Senator Bernie Sanders of Vermont said in an interview released Friday that he was surprised by how unprepared Michael R. Bloomberg seemed in the Democratic presidential debate in Las Vegas this week, and predicted that President Trump would “chew him up and spit him out” in a general-election debate if the former New York mayor won the nomination.
In an excerpt from the interview, recorded Thursday and set to be broadcast on CBS’s “60 Minutes” Sunday night, the correspondent Anderson Cooper asked Mr. Sanders whether he was surprised by Mr. Bloomberg’s struggles to answer “some very basic, obvious questions.” Mr. Sanders, the Democratic primary’s current front-runner, said he was.
“If that’s what happened in a Democratic debate,” he added, “you know, I — I think it’s quite likely that Trump will chew him up and spit him out.”
Asked whether he was less worried about Mr. Bloomberg as a rival for the nomination after his debate performance, Mr. Sanders turned the question around and renewed his attack on Mr. Bloomberg’s campaign spending from his personal fortune.
“I am worried about an unprecedented amount of money being spent on a campaign,” Mr. Sanders said. “And — you know, we’ve never seen anything like this in American history. And I just think, though, that the American people will rebel against this type of oligarchic movement. We are a democracy. One person, one vote. Not a guy worth $60 billion buying an election.”
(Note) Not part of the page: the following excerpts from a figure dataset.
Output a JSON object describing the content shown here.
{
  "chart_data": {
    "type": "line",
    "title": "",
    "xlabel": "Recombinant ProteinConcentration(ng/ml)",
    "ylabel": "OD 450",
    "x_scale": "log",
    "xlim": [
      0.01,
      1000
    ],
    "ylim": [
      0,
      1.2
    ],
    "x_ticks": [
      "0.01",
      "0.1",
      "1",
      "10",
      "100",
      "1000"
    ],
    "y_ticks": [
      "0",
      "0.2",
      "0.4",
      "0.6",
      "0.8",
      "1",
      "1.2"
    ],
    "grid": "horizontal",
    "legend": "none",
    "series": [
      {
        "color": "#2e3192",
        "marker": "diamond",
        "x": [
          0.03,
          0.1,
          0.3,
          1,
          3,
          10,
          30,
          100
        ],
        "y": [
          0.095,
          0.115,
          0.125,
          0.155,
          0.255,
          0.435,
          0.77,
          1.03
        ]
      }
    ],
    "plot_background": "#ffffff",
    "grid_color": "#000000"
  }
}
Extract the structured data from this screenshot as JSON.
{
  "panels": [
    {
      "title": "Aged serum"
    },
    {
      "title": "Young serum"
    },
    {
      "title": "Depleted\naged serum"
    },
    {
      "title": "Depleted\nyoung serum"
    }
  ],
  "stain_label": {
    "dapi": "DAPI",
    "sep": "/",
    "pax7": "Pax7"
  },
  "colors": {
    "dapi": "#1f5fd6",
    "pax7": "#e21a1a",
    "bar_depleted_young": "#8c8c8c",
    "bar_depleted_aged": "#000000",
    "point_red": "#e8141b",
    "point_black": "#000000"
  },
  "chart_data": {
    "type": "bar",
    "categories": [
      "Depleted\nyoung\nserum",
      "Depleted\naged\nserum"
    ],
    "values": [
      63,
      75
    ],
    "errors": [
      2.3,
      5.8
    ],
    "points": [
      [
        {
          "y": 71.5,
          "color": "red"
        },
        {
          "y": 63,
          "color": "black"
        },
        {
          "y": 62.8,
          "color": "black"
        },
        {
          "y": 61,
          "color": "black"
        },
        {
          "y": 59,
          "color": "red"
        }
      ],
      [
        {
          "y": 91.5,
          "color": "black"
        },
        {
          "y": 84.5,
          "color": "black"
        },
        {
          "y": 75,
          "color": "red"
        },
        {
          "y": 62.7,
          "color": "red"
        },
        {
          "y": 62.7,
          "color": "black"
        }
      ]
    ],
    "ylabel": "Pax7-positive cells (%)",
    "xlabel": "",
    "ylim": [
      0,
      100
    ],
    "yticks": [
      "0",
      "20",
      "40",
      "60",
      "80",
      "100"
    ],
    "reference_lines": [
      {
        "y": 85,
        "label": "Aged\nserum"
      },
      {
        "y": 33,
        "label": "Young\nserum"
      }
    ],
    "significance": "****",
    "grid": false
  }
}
The blunt assessment from Mr. Sanders was the latest withering attack Democratic rivals have aimed at Mr. Bloomberg in recent days. Though Mr. Bloomberg is not competing in the Nevada caucuses this weekend, he has been rising in national polls and spending hundreds of millions of dollars to boost his candidacy. Despite having amassed no pledged delegates to this point, his campaign has called on other candidates to exit the race so that he can run head-to-head against Mr. Sanders.
Mr. Sanders has for months accused Mr. Bloomberg of trying to buy the Democratic nomination. And at the debate on Wednesday, Mr. Bloomberg faced sharp criticism from other rivals like Senator Elizabeth Warren of Massachusetts and former Vice President Joseph R. Biden Jr., who highlighted the derogatory names he has called women, the discriminatory police tactics he defended until recently and the nondisclosure agreements he reached with former employees of his company who accused him of harassment and discrimination.
Mr. Bloomberg punched back at the debate, accusing Mr. Sanders of hypocrisy for preaching democratic socialism while owning three houses. His campaign has previously criticized Mr. Sanders’s campaign tactics, comparing them unfavorably to those used by Mr. Trump. And on Thursday, Mr. Bloomberg renewed his electability argument, telling a crowd in Utah: “If we choose a candidate who appeals to a small base, like Senator Sanders, it will be a fatal error.”